4. The heavy load elevator installation platform capable of stretching and retracting steplessly according to claim 3, wherein external screw threads with opposite screw directions are formed in the outer circular surfaces of the ends, that are close to each other, of the end screw and the middle screw; internal screw threads with opposite screw directions are formed in the inner walls of two ends of the turnbuckle.

5. The heavy load elevator installation platform capable of stretching and retracting steplessly according to claim 3, wherein one end, deviating from the end screw, of the middle screw is set as a circular tubular shape; a plurality of holes are formed in the outer circular surface of the circular tubular section; a plurality of holes that can be overlapped with the holes in the middle screw are formed in the outer circular surface of one end, close to the middle screw, of the end connecting rod.

6. The heavy load elevator installation platform capable of stretching and retracting steplessly according to claim 1, wherein a triggering plate is arranged on the lower beam left C steel; a pin hole is formed in the triggering plate; a rotating rod used for fixing the triggering plate is penetrated in the pin hole; the rotating rod rotates around the pin hole at the lower beam left C steel.

7. The heavy load elevator installation platform capable of stretching and retracting steplessly according to claim 6, wherein a load-bearing bottom frame consists of a plurality of profiles with grooves and bumps that are engaged with each other, and comprises skirting boards and transverse connecting rods that are arranged perpendicular to each other; the transverse connecting rods are located at the bottom surface of the load-bearing bottom frame; the skirting boards surround the periphery of the load-bearing bottom frame.
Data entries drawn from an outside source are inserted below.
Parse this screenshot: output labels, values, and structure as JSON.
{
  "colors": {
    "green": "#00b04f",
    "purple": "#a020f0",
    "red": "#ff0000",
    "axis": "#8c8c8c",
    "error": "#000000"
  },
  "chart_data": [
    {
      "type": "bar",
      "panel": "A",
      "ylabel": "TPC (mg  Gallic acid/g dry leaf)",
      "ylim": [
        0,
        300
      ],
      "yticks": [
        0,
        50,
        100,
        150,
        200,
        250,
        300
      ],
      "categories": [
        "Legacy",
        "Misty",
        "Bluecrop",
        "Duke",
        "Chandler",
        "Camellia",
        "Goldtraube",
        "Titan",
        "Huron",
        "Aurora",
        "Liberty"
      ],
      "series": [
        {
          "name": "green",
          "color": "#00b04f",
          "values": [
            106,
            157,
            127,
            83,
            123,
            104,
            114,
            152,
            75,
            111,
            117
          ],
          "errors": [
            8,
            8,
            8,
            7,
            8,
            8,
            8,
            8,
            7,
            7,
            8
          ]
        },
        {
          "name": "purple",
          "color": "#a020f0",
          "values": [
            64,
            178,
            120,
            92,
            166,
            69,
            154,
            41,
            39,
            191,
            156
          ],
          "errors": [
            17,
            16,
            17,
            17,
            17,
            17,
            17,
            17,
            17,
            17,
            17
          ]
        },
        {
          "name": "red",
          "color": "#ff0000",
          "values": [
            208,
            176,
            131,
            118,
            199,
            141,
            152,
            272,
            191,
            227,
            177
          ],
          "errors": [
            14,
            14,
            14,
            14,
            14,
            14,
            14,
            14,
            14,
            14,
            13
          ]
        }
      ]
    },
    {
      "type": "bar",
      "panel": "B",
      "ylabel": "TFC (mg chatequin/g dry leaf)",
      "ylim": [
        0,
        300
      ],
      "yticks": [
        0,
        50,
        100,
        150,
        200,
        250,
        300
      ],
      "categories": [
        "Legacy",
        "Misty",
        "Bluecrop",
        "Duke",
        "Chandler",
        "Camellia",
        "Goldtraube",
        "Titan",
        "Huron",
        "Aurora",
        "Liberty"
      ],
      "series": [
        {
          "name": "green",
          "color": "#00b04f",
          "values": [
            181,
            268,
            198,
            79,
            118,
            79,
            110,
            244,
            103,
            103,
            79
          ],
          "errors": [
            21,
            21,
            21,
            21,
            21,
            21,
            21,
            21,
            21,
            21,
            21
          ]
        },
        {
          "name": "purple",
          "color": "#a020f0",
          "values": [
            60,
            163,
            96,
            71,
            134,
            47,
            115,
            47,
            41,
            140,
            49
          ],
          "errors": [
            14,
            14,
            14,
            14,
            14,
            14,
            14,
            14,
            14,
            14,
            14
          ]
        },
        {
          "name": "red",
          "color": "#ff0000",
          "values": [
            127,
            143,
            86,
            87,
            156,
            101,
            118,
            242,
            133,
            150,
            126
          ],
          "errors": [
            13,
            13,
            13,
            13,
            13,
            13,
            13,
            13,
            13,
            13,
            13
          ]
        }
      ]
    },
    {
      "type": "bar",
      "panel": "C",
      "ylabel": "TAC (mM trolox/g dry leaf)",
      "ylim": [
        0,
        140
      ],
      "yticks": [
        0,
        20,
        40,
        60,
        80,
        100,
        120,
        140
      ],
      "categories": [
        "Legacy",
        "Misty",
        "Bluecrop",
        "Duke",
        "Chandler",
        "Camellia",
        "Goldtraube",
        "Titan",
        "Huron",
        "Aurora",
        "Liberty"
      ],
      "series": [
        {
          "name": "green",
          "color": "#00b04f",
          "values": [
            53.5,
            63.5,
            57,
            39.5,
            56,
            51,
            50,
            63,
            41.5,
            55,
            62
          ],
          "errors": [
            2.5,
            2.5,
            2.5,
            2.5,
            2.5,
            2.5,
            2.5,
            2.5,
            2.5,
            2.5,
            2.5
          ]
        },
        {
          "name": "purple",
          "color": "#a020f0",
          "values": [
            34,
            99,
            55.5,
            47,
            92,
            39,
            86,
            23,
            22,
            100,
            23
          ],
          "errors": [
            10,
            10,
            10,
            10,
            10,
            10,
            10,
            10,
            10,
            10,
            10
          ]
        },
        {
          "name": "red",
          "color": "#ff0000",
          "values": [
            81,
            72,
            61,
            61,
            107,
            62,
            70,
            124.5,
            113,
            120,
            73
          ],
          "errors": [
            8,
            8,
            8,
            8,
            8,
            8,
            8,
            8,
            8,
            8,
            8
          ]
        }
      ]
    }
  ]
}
8. The heavy load elevator installation platform capable of stretching and retracting steplessly according to claim 7, wherein the skirting boards comprise first skirting boards and second skirting boards that are engaged with each other; the first skirting boards are located on the periphery of the load-bearing bottom frame; the first skirting boards and the second skirting boards are connected end to end in pairs; each second skirting board is located at the middle section position of the corresponding first skirting board; the first skirting boards perform sliding movement along the axial direction of the second skirting boards.
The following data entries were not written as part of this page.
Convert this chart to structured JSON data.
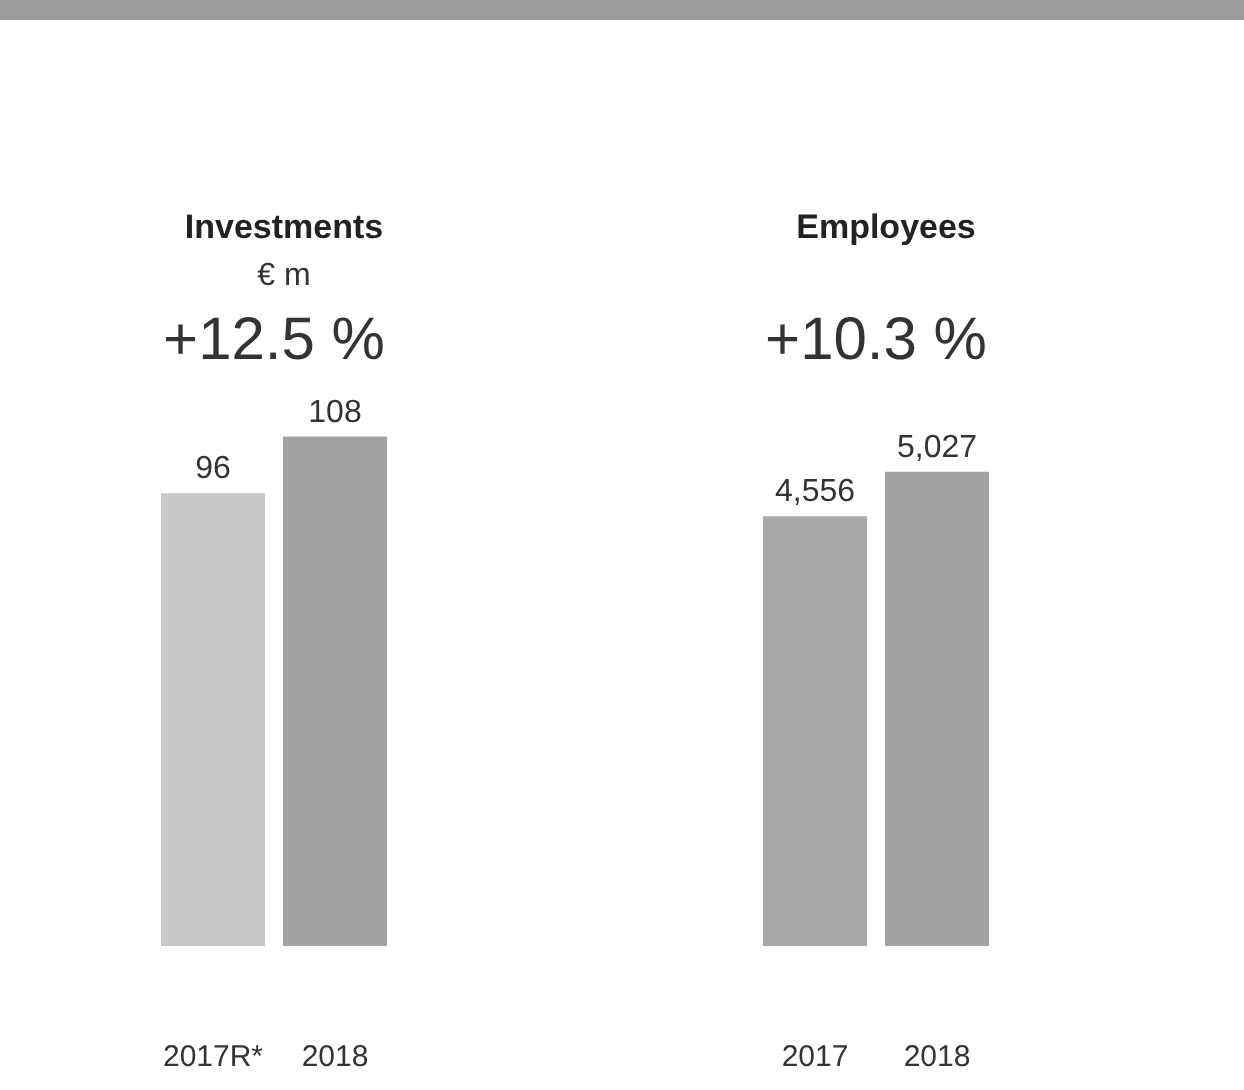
{
  "chart_data": [
    {
      "type": "bar",
      "title": "Investments",
      "subtitle": "€ m",
      "annotations": [
        "+12.5 %"
      ],
      "categories": [
        "2017R*",
        "2018"
      ],
      "values": [
        96,
        108
      ],
      "colors": [
        "#c9c9c9",
        "#a3a3a3"
      ],
      "tick_labels": "x",
      "data_labels": true
    },
    {
      "type": "bar",
      "title": "Employees",
      "annotations": [
        "+10.3 %"
      ],
      "categories": [
        "2017",
        "2018"
      ],
      "values": [
        4556,
        5027
      ],
      "value_labels": [
        "4,556",
        "5,027"
      ],
      "colors": [
        "#a8a8a8",
        "#a3a3a3"
      ],
      "tick_labels": "x"
    }
  ]
}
9. The heavy load elevator installation platform capable of stretching and retracting steplessly according to claim 7, wherein the two transverse connecting rods are embedded and engaged with each other to form a pair of telescopic cross beams with an upper surface and a lower surface overlapped with each other; the two transverse connecting rods perform relative sliding movement along the axes of each other.

10. The elevator installation platform according to claim 1, further comprising a vertical beam located at the outer side wall of the elevator platform, wherein a plurality of circular holes that are symmetrically distributed along the middle surface of the vertical beam and are used for installing side rollers are formed in the vertical beam; the difference between the spacing of the circular holes and the diameter of the side rollers is wider than the width of an elevator guide rail outside.